Frampton also speaks positively of working with Martin on the music, saying that was “one of the huge saving graces for me,” even if the soundtrack hardly ended up being a highlight of the late Martin’s illustrious discography. “I can’t ask George anymore, obviously, but I don’t think he thought [the film] was a great idea in the end. I don’t think it was the right project for him, because he had all these Beatles songs — and no Beatles! And I felt that the Beatles are not just their songs; they are the way they sound and the way they play and everything. We had the most fantastic musicians on the sessions, all A-plus-plus-plus players, and it was an honor to play with them on the soundtrack, but I just felt that if George had known, I wonder whether he thought it was a good idea. It must have been frustrating for him.”
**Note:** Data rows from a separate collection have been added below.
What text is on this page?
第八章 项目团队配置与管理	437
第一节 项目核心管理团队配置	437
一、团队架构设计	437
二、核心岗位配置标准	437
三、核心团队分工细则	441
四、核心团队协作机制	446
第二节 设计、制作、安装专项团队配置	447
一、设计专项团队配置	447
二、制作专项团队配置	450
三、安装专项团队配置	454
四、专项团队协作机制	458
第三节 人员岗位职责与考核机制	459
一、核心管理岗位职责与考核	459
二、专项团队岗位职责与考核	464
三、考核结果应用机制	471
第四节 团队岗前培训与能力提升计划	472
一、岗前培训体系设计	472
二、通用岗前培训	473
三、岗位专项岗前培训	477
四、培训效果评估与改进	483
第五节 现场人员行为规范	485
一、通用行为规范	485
Probably no one was more frustrated than Frampton himself, however, because Sgt. Pepper certainly didn’t serve as the Hollywood launching pad that he’d hoped it would be. “I had just received a potential deal — I’d met with Orion Pictures’ Mike Medavoy, and I had a three-picture deal after Sgt. Pepper,” he recalled. “And of course, that disappeared into the wastebasket after Sgt. Pepper came out.”
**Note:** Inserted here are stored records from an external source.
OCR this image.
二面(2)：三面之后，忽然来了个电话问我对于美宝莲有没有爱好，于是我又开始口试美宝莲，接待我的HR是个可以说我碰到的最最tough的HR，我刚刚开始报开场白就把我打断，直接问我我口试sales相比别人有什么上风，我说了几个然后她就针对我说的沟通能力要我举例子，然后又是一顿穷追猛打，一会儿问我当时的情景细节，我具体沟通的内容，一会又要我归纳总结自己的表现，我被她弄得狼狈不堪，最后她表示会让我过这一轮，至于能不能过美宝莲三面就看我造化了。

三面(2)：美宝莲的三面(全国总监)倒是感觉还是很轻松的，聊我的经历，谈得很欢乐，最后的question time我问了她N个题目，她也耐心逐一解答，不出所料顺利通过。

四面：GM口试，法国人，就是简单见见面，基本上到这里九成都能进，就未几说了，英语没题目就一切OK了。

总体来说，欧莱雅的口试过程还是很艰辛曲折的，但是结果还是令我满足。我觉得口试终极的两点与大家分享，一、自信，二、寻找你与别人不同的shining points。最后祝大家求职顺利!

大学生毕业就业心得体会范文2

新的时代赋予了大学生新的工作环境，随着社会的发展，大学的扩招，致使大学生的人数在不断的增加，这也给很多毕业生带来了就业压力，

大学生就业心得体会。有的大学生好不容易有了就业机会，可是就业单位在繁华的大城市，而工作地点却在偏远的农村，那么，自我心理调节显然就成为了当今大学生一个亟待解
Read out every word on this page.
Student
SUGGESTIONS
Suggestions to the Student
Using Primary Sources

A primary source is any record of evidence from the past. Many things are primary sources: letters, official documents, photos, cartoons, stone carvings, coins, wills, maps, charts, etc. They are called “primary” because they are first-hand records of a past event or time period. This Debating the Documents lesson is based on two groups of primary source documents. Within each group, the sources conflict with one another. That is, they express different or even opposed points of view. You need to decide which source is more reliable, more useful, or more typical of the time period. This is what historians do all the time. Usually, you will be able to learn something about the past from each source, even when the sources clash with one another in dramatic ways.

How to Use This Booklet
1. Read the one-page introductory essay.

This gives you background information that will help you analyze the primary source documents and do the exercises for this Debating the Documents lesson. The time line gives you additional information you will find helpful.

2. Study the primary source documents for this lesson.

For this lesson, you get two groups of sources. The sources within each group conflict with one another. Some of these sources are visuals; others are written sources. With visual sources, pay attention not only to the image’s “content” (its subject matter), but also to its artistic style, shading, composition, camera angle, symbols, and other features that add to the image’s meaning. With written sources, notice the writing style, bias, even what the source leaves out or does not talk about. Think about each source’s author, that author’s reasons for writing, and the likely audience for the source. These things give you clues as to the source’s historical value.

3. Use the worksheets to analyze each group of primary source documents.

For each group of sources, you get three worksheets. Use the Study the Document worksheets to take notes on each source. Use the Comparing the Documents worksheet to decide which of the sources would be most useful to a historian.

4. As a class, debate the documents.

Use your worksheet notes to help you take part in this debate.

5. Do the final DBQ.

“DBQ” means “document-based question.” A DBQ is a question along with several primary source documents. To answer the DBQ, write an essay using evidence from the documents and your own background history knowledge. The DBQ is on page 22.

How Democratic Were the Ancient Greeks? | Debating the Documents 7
Frampton admitted that he still “hasn’t really softened” when it comes to his memories of Sgt. Pepper. But the experience of writing his autobiography; living with a rare degenerative muscular disease, inclusion body myositis (IBM), for several years; and the “phenomenal experience” of working as a technical adviser on the redeeming movie musical Almost Famous with old friend Cameron Crowe has helped put his doomed Sgt. Pepper era in perspective.
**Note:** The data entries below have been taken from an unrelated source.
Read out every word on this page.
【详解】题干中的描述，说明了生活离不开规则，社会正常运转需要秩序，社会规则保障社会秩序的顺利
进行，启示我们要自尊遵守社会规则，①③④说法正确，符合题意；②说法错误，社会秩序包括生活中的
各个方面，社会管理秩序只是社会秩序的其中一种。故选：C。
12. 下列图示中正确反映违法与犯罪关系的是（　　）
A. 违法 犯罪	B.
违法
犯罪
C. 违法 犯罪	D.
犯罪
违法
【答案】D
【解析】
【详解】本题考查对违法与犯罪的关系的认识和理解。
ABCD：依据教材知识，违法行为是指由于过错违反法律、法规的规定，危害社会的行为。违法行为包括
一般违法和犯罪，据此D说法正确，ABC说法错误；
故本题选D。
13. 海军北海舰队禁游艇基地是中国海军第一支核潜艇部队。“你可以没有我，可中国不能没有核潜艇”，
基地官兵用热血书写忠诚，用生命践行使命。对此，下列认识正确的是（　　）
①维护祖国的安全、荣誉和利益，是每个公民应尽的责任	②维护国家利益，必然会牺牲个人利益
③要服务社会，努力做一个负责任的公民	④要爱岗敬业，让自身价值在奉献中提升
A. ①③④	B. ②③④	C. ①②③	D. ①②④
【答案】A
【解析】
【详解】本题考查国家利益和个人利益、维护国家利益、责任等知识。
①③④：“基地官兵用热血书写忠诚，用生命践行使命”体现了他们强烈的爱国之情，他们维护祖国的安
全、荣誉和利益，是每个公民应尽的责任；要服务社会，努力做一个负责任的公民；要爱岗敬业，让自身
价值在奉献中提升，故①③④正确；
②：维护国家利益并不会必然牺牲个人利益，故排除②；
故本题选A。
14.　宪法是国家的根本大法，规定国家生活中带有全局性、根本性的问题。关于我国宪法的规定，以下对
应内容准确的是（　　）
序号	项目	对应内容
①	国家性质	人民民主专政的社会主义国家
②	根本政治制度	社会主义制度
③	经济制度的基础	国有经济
“Now I know what it’s like to be in the worst rock movie ever made, and I know what it’s like to experience being a very small part of one of rock’s greatest movies. So, I feel like Almost Famous kind of canceled out Sgt. Pepper,” joked Frampton, who was just announced as 2023’s Patient Ambassador Award recipient for his work in raising awareness and funds for myositis diseases. “I think that the difficulties and battles we all have in life, the ups and downs, it all goes into making you a more experienced and, hopefully, wiser person. Is [Sgt. Pepper] a regret? Yes, it is a regret that I did it, and I’m sure Barry Gibb would say the same thing. But, I did it. It’s part of me, and it’s made me who I am.”
“It was one of those movies that ended up being so bad that it was great,” said Cooper more fondly of what is now considered a cult classic. “It was consistently horrible to the point where it was great.”